I’ve pushed a rc1 of Webpacker and the npm package today. Please do take that for a spin.
Since Webpacker 6 changes default directories, like using app/packs instead of app/javascript, it’s not a drop-in upgrade we can do for Rails 6.2.x default. But it can certainly be the default for Rails 7.
Webpacker 5.4.2 has also been released with dependencies bumped within their major range, and the loose warning problem solved for new installations. If there are any other concerns with the 5.x series, please note them here, and I’ll get those addressed while I have this in front of me.
We’ll continue to hone on Webpacker 6. It seems close as well, but it would be a manual upgrade for anyone on Rails 6.2.x, due to the incompatible file structures. And then it’d be the default for Rails 7 when you --webpack.
First: Thanks for stepping in and providing an rc-package
These things come to (my) mind:
Are the file structures in app/ really incompatible? They are configurable and configured (by default) in the file config/webpacker.yml. If you upgrade to webpacker 6 but leave your webpacker.yml intact, this should pose no problem. The only change in webpacker.yml should be the file extensions which are removed by webpacker v6, but the project still runs with these.
The problem of upgrading should rather be a matter of the local webpacker (!) config in config/webpack/*, which has changed quite dramatically.
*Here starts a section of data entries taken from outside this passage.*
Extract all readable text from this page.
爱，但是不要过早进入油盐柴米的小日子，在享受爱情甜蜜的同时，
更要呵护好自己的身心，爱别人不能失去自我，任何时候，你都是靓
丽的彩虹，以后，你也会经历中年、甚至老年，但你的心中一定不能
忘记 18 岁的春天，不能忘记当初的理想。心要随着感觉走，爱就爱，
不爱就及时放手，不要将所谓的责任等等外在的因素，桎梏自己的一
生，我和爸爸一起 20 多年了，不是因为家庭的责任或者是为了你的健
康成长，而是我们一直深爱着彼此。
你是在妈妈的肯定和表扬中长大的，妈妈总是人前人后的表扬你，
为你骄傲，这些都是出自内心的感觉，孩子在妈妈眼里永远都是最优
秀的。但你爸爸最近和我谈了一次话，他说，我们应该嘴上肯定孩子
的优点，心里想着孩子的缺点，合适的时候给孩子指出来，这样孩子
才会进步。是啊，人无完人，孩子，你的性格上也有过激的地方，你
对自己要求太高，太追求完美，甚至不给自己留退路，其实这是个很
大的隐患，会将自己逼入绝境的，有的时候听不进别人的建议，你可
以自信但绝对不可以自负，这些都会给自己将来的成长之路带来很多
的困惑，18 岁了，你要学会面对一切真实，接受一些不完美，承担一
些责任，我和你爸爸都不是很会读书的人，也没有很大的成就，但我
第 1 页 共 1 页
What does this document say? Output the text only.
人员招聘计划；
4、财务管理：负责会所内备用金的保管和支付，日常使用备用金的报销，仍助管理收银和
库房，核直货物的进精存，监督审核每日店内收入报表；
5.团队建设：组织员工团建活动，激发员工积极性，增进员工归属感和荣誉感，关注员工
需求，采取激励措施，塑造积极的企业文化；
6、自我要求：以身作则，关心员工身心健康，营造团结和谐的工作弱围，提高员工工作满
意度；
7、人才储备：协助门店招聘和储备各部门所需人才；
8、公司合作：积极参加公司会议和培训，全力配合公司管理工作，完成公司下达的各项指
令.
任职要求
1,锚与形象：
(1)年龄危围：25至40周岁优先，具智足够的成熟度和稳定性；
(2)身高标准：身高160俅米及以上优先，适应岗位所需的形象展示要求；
Together with the new approach of not requiring most of the dependencies automatically, but leave that up to the developer.
I mentioned it above but I want to highlight it one last time: There are security issues in webpacker v5 (create a vanilla rails application with webpacker and run “yarn audit”). However in “normal” setups these should only affect rails-developers not the end user, but still…
The upgrade is fine. You can leave things as they are there. But that’s not the case for the installer, which will give you a config/webpacker.yml that doesn’t fit what Rails generators expect or what 6.2.x tutorials would talk about.
Please do open PRs with security issues for v5 that we can release on 5.4.x. We just released 5.4.2 with the within-major bumps. But if there are more issues that require major bumps, and you’d like to do the work to verify that these do not pose compatibility issues, we could use the hands
I tried the upgrade process in a branch, following the guide. It was simple enough, but we can’t deploy yet, due to an already reported bug. It breaks random tests when running in our CI.
There’s also a comment about removing babel.js if we never changed it, but no explanation on what to do if we did (which is confusing because step 11 tells us to add to packages.json the preset file that comes with webpacker).
This leaves me wondering if I should add the path to my own babel file to package.json, or leave out that entry and webpacker6 will use my babel file automatically like webpacker5 did.
Also, if anyone wants to solve the loose warning problem in existing installations, after updating you can grab the new babel.config.js from github and replace yours with it.